Dogma 1: PPMS in non-inflammatory – WRONG!
This pathology study done at Queen Square from the early 1990s clearly shows that PPMS is inflammatory, albeit at a slightly lower level than relapse-onset MS. The dogma has crept in because PPMSers have fewer focal lesions on MRI. This however does not mean that there is no inflammation; focal inflammation is simply occurring below the threshold of the MRI. What MRI sees in relation to focal lesions is simply the tip of the iceberg. The PPMS iceberg simply looks different with less above the surface. The positive ocrelizumab PPMS, or Oratorio, study supports PPMS as being inflammatory.
Revesz et al. A comparison of the pathology of primary and secondary progressive multiple sclerosis. Brain. 1994 Aug;117 ( Pt 4):759-65.
Background: The dynamics of primary progressive multiple sclerosis differ from those of the more common secondary progressive form. The observation by MRI that the frequency of enhancement with gadolinium-DTPA, a marker for blood-brain barrier dysfunction, is significantly less in the primary progressive form, has led to the hypothesis that inflammation is less intense in this group.
Aims: To test this, we have studied postmortem material from 9 cases judged from a retrospective analysis of case notes to show clear clinical evidence of either primary progressive or secondary progressive disease.
Methods: 578 lesions were analysed.
Results: There was significantly more inflammation in secondary progressive multiple sclerosis (as judged by the frequency of perivascular cuffing and cellularity of the parenchyma) than in primary progressive disease.
Conclusions: These observations have implications for therapeutic strategies in progressive multiple sclerosis.
Dogma 2: PPMSers don’t have relapses – WRONG!
In almost all PPMS trials done to date a proportion, albeit a small proportion, of PPMSers go onto have relapses. For example in the Rituximab trial in PPMS (Olympus Trial), 11 out of 439 (2.5%) of study subjects had a relapse during the 96 weeks of the trial.
Hawker et al. Rituximab in patients with primary progressive multiple sclerosis: results of a randomized double-blind placebo-controlled multicenter trial. Ann Neurol. 2009 Oct;66(4):460-71.

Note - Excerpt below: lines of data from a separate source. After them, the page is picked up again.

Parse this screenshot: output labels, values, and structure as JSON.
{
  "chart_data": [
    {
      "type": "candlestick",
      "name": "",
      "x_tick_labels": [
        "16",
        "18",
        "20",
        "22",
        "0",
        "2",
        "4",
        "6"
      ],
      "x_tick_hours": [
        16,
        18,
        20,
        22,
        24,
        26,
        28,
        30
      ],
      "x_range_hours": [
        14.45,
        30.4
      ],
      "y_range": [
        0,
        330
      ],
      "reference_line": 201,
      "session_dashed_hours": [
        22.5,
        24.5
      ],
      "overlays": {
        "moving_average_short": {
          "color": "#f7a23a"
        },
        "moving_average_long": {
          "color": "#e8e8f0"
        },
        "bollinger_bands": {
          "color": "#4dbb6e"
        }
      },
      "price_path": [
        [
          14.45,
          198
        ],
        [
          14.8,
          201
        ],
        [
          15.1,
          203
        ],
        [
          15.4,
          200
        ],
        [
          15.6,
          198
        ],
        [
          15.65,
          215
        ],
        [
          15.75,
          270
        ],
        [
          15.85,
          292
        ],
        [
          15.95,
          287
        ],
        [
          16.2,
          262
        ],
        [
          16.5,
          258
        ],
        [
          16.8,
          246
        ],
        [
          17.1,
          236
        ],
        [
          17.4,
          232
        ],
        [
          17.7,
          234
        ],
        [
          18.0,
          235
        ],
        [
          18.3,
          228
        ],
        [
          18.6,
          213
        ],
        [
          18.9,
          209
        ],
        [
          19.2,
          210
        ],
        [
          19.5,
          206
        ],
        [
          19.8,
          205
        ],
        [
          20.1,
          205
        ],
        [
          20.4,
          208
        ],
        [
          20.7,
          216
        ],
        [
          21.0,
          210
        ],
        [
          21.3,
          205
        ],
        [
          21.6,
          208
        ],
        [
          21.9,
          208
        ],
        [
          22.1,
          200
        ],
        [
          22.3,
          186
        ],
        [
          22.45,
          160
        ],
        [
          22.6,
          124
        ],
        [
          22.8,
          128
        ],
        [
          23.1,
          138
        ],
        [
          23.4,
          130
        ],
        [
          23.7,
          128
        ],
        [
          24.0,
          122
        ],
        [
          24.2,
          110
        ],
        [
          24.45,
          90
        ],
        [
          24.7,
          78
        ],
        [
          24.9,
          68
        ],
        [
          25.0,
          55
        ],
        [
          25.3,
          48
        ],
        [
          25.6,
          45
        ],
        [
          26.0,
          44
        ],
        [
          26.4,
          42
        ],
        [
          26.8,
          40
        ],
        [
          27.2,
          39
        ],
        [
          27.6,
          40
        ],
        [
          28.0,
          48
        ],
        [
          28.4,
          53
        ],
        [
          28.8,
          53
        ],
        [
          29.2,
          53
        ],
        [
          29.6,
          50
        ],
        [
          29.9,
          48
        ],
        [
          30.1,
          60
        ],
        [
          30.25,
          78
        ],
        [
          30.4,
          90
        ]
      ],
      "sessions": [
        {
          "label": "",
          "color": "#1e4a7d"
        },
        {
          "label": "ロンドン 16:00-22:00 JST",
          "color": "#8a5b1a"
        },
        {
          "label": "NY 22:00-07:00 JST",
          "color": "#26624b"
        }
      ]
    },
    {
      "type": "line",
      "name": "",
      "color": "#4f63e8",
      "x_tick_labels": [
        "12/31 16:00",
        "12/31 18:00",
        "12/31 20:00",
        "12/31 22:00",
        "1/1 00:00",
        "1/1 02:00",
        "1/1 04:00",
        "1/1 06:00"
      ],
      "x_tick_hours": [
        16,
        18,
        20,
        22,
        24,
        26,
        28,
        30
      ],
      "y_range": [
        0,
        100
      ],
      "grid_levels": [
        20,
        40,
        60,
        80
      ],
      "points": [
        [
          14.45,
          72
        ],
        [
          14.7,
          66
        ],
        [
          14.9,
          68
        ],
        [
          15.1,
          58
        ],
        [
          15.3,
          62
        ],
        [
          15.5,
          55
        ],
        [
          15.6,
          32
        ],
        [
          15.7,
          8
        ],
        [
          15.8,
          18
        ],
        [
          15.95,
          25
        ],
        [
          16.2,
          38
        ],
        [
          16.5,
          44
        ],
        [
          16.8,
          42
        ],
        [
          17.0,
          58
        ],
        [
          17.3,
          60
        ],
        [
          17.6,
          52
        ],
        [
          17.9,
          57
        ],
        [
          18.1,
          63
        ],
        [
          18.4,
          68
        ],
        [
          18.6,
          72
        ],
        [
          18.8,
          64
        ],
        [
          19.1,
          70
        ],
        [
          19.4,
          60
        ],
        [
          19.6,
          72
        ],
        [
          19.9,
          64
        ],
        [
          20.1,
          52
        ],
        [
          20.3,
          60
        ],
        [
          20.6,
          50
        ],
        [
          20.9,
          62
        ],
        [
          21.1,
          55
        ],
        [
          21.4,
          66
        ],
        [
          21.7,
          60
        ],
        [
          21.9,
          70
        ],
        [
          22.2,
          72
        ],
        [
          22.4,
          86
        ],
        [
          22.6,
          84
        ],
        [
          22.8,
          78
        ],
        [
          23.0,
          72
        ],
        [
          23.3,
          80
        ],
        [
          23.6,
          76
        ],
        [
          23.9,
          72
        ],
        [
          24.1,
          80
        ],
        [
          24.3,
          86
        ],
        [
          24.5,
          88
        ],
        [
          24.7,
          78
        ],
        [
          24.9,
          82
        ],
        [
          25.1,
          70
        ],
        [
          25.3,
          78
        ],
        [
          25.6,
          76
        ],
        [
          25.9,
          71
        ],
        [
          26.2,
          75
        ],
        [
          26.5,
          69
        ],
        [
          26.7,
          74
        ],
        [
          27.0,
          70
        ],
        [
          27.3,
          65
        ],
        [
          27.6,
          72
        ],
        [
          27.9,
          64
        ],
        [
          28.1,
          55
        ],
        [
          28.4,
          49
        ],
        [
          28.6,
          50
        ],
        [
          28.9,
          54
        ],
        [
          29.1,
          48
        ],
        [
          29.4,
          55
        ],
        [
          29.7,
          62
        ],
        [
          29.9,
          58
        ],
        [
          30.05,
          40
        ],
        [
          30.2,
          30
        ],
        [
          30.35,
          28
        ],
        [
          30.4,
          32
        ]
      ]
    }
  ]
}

Similarly, about 5% of study subjects in the glatiramer acetate PPMS, or PROMISE, trial had relapses. Unfortunately, the exact number of relapses is not reported in the main manuscript. What is reported is MRI activity; 14% of 938 study subjects had Gd-enhancing lesions on MRI during the study. The latter is the MRI equivalent of relapses. Can we say therefore make the claim that PPMS is non-relapsing?
Wolinsky et al. Glatiramer acetate in primary progressive multiple sclerosis: results of a multinational, multicenter, double-blind, placebo-controlled trial. Ann Neurol. 2007 Jan;61(1):14-24.
Dogma 3: PPMS is a different disease to SPMS – WRONG!
Did you know that it is not that uncommon in siblings pairs with MS for one to have relapse-onset disease and the other to have PPMS? The figure from the UK sibling study is in fact 23% (please see article and table below). This indicates to me that relapse onset and PPMS are the same disease.
Chataway et al. Multiple sclerosis in sibling pairs: an analysis of 250 families. J Neurol Neurosurg Psychiatry. 2001 Dec;71(6):757-61.
|(33.7+27) / (84+68.3+33.7+39.3+27+9.7) x 100 = 23%
Other arguments in favour of PPMS and relapse-onset MS being the same disease relates to genetic and natural history studies. PPMSers and relapse-onset MSers have the same genetic background. Once relapse-onset MSers enter the clinical apparent phase of SPMS they progress at exactly the same rate as PPMSers.
It is for the reasons above that there is a strong argument for doing trials on combined populations of progressive MSers. In other words we should combine PPMS and SPMS populations into one study. The latter will simply be going back to chronic progressive MS classification that existed before we split MS in different subtypes. I am aware that this is a controversial topic but it needs debate. If we don’t do this then treatments will only be licensed for one subtype of progressive MS, and not the other clinical subtype, until additional trials are done. Additional trials cost money and time. Time is not a something people with progressive MS have on their side. 5-years in the life of someone with clinically-apparent progressive MSers may be the difference between using a walking-stick and being bed-ridden.
In short, pwPPMS have unfortunately missed out in the relapsing phase of the disease. They are simply unlucky that a new lesion did not occur in a clinically-eloquent site to cause a relapse and bring them to the attention of a neurologist earlier in the course of their disease. They only present when they have lost their reserve capacity. The good news is we now have a positive trial of ocrelizumab. Let’s hope the regulators and payer allow pwPPMS access to ocrelizumab.